Our children were around the same age and as they were kids growing up Don coached his kids, as I coached mine. We often discussed their progress as student-athletes and the trials and tribulations of being "Coach-Dad". My son had just graduated and I had the fortune to coach him in high school. Now Don was living that dream with his son, Donald Jr, in a championship game.
Donald Jr, was the starting shooting guard, had a great basketball IQ, and was the ultimate "coaches kid." he had the best game of all his teammates that day but, fortunately for me, we played a great "Fourth Quarter in March" and pulled away for the first California Interscholastic Federation Championship in our schools history.
While my guys met at mid-court and I was congratulating my staff...I thought of Don. While we were experiencing the "Thrill of Victory" he was feeling the "Agony of Defeat". I had been in his shoes as the Runner-Up twice before and knew exactly how he felt. So I cut the celebration a bit short and proceeded to start the "Post-agame Handshake Line"
Don and I exchanged congratulations, because they had a magical season too. When I reached Donald Jr I stopped and explained what a special year it was for him and his Dad, something he's been dreaming about since you were in the 3rd grade and a time they should never forget. He got just a bit more "misty" but we exchanged hugs and moved on to the next person in line.
In an interesting turn of events, he went to University of of Redlands and was classmates with my daughter. They became both played basketball, became great friends and he was actually a teammate and roommates with her future husband. The topic of our game would come up periodically and he told them he was handling the loss just fine until that point in the handshake line. But it was a special moment none-the-less.
I still watch my own son, who has become a college assistant coach, in handshake lines. When the game ends I am tansfixed to his exchanges with opposing coaches and players and am proud at how he manages that situation, win or lose.
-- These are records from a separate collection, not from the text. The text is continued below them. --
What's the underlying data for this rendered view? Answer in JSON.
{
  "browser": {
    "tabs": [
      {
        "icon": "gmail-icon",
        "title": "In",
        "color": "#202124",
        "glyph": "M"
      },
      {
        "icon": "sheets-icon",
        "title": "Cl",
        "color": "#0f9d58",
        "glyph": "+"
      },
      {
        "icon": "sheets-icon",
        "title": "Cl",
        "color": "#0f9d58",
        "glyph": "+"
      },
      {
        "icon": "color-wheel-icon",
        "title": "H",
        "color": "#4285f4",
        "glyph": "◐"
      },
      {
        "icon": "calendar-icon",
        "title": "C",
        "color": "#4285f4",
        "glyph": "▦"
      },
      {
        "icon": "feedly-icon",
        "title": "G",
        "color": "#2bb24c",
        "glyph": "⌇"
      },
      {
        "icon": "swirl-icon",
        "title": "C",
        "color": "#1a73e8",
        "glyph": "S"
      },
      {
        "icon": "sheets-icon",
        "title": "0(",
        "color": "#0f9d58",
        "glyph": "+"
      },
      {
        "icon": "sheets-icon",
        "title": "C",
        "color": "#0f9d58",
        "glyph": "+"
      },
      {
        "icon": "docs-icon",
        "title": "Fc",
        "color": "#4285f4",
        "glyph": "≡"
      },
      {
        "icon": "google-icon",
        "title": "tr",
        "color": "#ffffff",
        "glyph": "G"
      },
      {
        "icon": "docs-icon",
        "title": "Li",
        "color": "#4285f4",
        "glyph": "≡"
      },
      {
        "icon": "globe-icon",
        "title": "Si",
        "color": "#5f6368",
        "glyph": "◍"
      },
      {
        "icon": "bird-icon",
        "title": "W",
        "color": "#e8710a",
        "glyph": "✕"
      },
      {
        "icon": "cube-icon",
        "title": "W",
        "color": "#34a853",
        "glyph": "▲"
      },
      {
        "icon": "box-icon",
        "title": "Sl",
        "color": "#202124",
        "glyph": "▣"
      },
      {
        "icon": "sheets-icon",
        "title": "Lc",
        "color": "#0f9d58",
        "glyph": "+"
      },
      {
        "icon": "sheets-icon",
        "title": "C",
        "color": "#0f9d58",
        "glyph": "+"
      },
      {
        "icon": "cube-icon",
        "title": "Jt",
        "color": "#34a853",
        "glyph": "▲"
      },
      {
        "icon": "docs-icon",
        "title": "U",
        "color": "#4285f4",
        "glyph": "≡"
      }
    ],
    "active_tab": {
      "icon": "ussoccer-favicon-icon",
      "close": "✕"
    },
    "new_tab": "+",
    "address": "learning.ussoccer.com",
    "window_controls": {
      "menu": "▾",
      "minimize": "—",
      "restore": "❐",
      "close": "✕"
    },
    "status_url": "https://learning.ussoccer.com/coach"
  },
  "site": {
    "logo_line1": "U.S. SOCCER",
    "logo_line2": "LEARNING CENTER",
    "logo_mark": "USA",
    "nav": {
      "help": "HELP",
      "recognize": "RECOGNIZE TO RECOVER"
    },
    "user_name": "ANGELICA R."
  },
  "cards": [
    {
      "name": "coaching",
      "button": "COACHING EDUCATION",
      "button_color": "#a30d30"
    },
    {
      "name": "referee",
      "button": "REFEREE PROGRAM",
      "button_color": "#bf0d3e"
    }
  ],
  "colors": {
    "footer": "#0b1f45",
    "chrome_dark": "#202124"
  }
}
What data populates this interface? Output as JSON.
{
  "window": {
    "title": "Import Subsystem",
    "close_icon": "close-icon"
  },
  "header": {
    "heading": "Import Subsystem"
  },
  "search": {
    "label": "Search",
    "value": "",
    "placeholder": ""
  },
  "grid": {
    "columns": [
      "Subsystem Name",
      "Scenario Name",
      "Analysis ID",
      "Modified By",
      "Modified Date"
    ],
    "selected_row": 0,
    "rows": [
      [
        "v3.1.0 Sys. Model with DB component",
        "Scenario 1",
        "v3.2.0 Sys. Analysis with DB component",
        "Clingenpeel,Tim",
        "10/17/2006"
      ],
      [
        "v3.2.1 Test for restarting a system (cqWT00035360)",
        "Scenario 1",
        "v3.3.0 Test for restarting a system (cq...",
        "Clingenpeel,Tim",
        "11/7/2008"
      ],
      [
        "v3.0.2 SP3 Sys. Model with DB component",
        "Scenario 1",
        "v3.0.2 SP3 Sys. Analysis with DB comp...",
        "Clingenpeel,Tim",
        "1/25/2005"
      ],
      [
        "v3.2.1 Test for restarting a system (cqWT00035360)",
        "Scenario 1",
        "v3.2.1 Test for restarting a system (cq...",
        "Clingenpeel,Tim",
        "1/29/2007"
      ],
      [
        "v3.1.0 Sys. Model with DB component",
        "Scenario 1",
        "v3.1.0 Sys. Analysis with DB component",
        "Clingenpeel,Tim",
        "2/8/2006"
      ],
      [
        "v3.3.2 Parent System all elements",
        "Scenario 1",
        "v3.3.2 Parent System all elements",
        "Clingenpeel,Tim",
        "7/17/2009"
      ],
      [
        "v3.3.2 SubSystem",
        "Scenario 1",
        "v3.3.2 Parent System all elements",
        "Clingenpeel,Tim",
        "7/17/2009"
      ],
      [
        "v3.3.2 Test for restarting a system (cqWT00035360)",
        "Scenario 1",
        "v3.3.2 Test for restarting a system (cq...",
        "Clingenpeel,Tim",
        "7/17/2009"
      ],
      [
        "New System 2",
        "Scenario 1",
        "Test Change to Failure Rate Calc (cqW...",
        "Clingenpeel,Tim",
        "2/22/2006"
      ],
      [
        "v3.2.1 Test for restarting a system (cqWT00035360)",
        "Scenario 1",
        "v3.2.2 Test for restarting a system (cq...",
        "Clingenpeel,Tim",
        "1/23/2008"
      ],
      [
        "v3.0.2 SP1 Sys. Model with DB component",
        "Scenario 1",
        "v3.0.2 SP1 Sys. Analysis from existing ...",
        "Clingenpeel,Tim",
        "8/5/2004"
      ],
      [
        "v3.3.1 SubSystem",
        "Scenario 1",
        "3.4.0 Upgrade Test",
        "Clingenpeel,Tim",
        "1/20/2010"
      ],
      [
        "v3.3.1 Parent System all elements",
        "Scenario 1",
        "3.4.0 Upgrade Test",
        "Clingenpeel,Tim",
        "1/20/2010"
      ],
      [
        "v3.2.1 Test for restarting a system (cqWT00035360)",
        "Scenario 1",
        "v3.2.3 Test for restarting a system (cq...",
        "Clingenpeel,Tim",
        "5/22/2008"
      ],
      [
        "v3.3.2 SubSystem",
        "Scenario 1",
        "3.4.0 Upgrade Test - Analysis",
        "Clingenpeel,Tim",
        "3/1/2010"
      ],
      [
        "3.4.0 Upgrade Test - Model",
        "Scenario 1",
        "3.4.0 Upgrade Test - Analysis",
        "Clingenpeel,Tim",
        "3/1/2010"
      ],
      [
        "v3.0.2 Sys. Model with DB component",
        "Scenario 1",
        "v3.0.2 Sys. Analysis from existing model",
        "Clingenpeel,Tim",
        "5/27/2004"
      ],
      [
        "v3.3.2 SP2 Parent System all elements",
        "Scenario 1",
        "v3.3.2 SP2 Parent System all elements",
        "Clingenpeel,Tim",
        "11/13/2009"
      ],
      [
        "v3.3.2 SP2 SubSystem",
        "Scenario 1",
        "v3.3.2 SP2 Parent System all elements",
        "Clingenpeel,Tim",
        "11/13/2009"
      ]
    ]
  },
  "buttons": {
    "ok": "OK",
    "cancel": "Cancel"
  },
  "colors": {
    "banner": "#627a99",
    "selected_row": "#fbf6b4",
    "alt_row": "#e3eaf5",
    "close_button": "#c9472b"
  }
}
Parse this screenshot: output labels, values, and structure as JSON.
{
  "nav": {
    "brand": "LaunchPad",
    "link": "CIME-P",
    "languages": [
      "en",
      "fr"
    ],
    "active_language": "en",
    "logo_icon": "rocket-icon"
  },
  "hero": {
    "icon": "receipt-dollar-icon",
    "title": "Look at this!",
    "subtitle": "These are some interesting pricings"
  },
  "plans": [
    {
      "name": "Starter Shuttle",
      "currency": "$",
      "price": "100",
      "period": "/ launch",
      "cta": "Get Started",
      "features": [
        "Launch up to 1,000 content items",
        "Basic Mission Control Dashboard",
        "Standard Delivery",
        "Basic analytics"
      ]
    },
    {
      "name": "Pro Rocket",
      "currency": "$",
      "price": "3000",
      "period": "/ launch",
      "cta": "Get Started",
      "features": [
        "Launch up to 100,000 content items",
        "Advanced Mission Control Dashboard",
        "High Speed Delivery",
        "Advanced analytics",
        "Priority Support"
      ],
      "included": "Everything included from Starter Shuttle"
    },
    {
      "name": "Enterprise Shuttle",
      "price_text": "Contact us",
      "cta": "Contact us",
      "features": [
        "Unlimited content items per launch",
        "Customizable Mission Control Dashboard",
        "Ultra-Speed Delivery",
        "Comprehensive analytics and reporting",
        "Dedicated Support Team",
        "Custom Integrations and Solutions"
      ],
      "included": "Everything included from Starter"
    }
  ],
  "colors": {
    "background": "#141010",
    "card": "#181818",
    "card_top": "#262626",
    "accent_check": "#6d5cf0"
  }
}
I see the progression from Hand Slap to Hand Shake to Hand Shake plus a Shoulder Slap to Hand Shake and a "Bro-Hug or all the way to the full man hug when you feel the ultimate respect.
I currently see this practice of respect in many handshake lines among a few players that are particular standouts, friends, or with opponents who they may have been matched up against each other at some point in the contest. However, players can be even more diligent in their observations of all players and, if if nothing else to say comes to mind - thank them!
Without an opponent we couldnt play the game, and a quality opponent is a special gift. Nothing is better than a close, hard-fought game. However, those are also the games that get the most tense and, at times, lead to players being disappointed, upset, angry, and holding grudges...which makes the handshake difficult. But in reality, those are the kind of games Triple-Impact Competitors really love to play in. So at the very least solid eye-contact, a firm handshake, accompanied by a sincere "Thank You!" might truly be in order.